Galectin-3, a member of the multigene family of beta-galactoside binding lectins, is mainly expressed in epithelial cells. The distribution of galectin-3 depends on cell type and cell differentiation. We previously showed that galectin-3 is transiently associated with the centrosome, and more specifically with the basal body at the basis of the primary cilium of MDCK cells. In the present study, we use galectin-3 null (Gal3-/-) mutant mice to investigate the functional consequences of our observations in the context of kidney regeneration after subtotal nephrectomy. Three months after surgery, renal functions were more severely affected in Gal3-/- mutant than in wt animals.

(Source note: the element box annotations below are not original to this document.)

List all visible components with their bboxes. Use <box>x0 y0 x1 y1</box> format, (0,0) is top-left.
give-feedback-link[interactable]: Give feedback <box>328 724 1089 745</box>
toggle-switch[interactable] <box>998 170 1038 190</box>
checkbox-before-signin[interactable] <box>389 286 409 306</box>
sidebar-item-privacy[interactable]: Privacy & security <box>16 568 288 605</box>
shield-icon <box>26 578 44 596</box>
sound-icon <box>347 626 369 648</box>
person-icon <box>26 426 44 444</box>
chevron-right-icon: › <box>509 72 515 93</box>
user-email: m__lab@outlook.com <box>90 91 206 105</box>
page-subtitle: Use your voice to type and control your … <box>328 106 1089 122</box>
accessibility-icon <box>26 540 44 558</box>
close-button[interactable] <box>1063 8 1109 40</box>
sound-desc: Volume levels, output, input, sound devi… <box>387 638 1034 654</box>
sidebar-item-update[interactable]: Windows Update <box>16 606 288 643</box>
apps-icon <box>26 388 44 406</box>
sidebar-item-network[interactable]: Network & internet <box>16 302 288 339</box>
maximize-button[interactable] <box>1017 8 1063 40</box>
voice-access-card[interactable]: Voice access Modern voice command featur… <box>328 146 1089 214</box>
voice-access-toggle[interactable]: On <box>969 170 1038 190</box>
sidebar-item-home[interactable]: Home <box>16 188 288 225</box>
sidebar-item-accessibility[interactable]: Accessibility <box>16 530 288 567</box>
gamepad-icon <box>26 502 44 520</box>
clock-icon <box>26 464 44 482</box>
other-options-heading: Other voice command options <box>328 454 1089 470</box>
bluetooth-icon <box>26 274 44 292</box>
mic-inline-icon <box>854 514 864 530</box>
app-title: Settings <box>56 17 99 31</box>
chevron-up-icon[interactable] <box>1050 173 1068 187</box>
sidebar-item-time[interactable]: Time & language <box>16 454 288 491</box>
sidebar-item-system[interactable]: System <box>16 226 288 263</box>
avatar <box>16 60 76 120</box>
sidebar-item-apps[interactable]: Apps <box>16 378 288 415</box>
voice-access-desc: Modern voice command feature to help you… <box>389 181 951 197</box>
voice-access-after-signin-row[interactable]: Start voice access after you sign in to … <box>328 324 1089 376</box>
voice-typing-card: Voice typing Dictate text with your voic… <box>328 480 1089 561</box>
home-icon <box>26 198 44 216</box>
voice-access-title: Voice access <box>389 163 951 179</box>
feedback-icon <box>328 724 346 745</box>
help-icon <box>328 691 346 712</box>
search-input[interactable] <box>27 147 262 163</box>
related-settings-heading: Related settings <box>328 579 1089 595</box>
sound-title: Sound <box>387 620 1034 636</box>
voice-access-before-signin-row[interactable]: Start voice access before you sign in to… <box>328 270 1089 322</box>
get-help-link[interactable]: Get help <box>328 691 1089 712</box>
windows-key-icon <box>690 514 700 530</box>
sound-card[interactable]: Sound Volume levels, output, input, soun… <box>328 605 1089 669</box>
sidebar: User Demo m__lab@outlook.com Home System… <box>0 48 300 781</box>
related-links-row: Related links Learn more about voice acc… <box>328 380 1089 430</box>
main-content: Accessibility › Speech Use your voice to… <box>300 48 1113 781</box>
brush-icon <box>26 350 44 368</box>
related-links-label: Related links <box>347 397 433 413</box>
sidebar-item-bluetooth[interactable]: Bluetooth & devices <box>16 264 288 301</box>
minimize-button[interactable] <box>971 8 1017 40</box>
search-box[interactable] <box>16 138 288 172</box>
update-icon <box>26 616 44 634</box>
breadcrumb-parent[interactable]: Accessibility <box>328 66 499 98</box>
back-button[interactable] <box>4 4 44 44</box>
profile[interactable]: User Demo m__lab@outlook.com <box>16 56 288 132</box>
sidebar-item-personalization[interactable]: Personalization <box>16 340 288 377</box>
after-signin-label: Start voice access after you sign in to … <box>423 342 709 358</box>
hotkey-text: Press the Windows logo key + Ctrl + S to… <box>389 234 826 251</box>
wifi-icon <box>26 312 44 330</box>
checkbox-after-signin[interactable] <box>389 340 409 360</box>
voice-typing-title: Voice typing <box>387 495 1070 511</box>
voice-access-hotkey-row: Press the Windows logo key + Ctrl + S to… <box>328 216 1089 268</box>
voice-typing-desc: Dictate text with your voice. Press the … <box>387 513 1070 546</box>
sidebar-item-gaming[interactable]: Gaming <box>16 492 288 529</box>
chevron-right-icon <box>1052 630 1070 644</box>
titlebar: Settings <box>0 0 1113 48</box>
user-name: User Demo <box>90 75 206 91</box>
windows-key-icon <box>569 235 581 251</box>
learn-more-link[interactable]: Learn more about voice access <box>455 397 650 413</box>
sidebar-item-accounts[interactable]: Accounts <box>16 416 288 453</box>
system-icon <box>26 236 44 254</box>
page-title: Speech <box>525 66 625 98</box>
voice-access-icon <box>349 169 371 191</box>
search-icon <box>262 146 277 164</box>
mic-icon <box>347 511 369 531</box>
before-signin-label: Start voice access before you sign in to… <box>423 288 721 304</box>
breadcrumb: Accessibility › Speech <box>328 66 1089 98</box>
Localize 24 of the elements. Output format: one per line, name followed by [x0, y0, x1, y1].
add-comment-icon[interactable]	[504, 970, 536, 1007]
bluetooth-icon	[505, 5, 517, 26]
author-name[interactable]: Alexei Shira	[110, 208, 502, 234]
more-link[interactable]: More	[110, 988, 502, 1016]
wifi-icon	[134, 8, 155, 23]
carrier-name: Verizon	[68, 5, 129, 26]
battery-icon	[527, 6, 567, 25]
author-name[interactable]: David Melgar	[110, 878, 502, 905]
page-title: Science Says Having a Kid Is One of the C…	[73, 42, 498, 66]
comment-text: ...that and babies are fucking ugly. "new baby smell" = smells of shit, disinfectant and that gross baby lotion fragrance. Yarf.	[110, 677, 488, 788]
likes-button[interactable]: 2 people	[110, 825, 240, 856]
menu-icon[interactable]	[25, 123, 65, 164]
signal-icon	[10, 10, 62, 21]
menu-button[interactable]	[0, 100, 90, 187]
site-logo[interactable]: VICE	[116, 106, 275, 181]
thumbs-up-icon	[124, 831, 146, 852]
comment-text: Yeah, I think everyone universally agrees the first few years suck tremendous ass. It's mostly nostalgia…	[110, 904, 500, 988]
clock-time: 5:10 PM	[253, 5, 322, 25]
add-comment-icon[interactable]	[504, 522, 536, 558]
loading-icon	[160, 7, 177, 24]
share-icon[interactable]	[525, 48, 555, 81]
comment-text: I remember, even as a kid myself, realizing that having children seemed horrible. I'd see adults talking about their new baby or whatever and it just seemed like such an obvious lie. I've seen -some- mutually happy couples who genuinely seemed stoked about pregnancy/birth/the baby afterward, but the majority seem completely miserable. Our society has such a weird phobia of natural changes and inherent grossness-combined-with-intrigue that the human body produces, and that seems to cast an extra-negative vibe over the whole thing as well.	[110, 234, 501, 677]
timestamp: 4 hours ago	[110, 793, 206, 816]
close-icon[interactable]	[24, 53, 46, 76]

Upon sacrifice, we found that Gal3-/- mutant kidneys were bigger and heavier, and this hypertrophy was associated with large tubular dilatations. Interestingly, in wt mice, galectin 3 intracellular distribution was altered in response to injury, displaying a distinct centrosomal localization in epithelial cells lining the collecting ducts close to the wound, whereas in cells away from the wound galectin-3 remained uniformly cytosolic. The impact of nephron reduction on primary cilium growth was examined by 3D reconstruction of wt and Gal3-/- renal tubules stained for acetylated alpha-tubulin. This analysis revealed that mutant primary cilia are irregular, bent, twisted and longer than wt primary cilia, indicating that Galectin-3 is essential for primary cilium growth. This suggests that the failure in kidney regeneration observed in Gal3-/- mutant mice may be due to defects in primary cilium biogenesis.